As Hollywood became less interested in tackling racial issues on screen, Poitier shifted gears to behind the camera, directing and starring in films targeted to Black audiences. Most memorably, he teamed with Bill Cosby in three classic Black comedies: “Uptown Saturday Night” (1974), “Let’s Do It Again” (1975), and “A Piece of the Action” (1977). Poitier’s directorial debut was the Black Western “Buck and the Preacher” (1972), opposite old friends Harry Belafonte and Ruby Dee.
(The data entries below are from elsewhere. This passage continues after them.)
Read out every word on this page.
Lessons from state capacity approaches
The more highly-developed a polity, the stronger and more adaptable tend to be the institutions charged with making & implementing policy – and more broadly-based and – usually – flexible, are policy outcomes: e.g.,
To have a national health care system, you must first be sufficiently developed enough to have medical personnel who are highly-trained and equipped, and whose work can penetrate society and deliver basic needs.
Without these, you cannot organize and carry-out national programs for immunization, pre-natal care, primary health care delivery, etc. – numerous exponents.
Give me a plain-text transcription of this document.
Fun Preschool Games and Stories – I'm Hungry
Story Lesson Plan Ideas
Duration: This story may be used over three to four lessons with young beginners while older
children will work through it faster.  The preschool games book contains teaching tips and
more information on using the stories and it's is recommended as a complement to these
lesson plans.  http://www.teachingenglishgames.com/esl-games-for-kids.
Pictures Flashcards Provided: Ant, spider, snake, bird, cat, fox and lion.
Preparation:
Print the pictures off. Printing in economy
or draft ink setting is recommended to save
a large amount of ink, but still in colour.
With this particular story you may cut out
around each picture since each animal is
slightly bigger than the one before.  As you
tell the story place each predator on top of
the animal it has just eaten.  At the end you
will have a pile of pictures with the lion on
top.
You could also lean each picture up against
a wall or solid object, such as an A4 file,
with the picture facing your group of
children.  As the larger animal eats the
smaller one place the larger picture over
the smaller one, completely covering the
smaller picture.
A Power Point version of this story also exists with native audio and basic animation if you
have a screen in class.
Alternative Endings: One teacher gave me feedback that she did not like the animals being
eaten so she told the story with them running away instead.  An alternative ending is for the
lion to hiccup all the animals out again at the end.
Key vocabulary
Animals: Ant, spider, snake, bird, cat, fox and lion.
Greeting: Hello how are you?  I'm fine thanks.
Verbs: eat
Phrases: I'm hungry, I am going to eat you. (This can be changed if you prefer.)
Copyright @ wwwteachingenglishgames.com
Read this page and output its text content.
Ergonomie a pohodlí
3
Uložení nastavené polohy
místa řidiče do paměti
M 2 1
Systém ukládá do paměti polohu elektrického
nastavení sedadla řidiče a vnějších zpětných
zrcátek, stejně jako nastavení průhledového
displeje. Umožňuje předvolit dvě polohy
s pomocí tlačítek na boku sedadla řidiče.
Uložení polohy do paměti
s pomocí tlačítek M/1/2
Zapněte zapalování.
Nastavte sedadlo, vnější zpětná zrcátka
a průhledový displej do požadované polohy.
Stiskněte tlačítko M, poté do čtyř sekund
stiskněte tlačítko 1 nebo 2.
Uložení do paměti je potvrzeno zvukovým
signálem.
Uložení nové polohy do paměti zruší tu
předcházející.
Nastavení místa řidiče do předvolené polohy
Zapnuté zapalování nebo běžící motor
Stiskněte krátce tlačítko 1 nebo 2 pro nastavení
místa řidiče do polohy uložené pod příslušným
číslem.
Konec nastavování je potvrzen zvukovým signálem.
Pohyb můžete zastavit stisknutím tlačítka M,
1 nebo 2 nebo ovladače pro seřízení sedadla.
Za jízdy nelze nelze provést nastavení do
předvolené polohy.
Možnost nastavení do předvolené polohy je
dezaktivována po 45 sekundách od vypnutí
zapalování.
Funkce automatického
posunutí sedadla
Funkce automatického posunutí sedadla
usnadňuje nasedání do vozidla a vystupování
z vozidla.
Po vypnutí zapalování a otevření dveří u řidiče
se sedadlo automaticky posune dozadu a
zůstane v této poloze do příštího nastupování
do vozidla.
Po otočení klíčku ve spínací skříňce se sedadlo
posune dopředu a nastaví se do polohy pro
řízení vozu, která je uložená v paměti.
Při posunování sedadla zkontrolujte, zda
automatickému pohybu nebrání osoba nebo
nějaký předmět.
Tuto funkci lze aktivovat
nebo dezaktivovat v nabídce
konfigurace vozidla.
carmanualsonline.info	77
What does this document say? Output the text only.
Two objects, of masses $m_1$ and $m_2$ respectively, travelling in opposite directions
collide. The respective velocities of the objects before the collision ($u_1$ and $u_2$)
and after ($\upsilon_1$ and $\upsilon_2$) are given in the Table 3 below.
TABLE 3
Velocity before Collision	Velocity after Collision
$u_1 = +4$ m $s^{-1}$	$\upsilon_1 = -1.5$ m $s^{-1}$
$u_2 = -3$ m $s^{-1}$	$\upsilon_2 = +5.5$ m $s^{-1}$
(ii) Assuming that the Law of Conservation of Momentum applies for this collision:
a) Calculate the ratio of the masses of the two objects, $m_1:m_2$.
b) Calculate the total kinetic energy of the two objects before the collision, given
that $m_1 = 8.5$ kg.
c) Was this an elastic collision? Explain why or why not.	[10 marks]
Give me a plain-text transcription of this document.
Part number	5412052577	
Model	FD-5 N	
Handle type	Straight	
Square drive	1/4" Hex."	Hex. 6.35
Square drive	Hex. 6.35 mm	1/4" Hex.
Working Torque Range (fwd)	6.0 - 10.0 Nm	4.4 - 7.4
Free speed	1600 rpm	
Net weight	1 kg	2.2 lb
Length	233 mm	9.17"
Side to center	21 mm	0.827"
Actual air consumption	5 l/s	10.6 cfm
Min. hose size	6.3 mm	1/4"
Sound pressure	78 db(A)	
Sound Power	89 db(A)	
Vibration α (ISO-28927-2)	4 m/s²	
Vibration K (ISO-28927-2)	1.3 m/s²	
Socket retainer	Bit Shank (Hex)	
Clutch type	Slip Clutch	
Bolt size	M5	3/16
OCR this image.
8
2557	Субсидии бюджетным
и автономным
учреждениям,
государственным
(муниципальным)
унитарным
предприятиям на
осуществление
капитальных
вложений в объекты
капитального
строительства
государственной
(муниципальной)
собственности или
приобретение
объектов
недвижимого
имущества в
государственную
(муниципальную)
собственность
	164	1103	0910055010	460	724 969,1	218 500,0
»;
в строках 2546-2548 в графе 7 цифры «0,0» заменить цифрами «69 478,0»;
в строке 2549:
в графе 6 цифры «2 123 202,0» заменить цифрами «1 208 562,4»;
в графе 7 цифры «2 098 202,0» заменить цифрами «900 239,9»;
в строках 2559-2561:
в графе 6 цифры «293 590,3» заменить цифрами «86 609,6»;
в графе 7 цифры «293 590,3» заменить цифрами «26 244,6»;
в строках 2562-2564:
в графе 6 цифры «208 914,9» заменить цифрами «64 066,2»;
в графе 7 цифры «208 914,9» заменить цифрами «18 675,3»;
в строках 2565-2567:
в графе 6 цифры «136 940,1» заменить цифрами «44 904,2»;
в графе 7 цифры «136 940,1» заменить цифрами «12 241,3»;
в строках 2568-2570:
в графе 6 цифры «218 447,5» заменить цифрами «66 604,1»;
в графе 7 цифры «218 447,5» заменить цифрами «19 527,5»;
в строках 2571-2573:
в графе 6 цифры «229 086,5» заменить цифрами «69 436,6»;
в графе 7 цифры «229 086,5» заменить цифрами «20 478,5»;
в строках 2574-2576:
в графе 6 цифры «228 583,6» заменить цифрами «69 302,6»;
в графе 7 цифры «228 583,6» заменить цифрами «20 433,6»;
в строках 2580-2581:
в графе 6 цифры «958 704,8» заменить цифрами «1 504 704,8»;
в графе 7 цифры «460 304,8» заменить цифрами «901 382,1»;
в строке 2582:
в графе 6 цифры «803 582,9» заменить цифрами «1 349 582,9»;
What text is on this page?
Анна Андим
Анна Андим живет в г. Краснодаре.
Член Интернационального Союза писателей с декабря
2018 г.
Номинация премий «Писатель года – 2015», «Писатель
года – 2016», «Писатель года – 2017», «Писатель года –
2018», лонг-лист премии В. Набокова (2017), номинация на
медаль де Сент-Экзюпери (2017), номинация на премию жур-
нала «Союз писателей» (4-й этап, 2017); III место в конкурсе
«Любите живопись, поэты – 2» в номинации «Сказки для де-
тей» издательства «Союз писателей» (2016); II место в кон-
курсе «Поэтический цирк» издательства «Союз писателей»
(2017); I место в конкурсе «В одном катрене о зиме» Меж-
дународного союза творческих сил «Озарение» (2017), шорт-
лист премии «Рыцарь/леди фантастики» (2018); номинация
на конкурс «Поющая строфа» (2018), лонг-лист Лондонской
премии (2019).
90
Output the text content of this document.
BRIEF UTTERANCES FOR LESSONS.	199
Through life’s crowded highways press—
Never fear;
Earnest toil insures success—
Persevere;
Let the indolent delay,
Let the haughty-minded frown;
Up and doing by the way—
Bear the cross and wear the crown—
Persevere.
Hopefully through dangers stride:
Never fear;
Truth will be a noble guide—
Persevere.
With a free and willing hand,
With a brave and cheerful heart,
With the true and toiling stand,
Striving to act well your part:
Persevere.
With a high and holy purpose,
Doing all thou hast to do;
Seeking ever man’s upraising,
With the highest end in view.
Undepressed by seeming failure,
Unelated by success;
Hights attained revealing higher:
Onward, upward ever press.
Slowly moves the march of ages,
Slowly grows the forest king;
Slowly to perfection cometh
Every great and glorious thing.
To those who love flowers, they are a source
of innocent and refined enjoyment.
And he made history as the first Black director to earn $100 million dollars at the box office, with the success of “Stir Crazy” (1980), starring Richard Pryor and Gene Wilder.
“Through his groundbreaking roles and singular talent, Sidney Poitier epitomized dignity and grace, revealing the power of movies to bring us closer together,” Barack Obama tweeted. “He also opened doors for a generation of actors.”
Denzel Washington, who looked to Poitier as a mentor and friend, underscored this point when he won his Oscar in 2002, the same night the Academy honored Poitier with an honorary award and that Halle Berry won her historic Oscar. “I’ll always be chasing you, Sidney,” he said. “I’ll always be following in your footsteps.”
For decades to come, the great Sidney Poitier, who passed away at age 94, will be remembered as a trailblazer and pioneer who conquered Hollywood with remarkable talent, dignity, and grace, setting an example for excellence for all to emulate.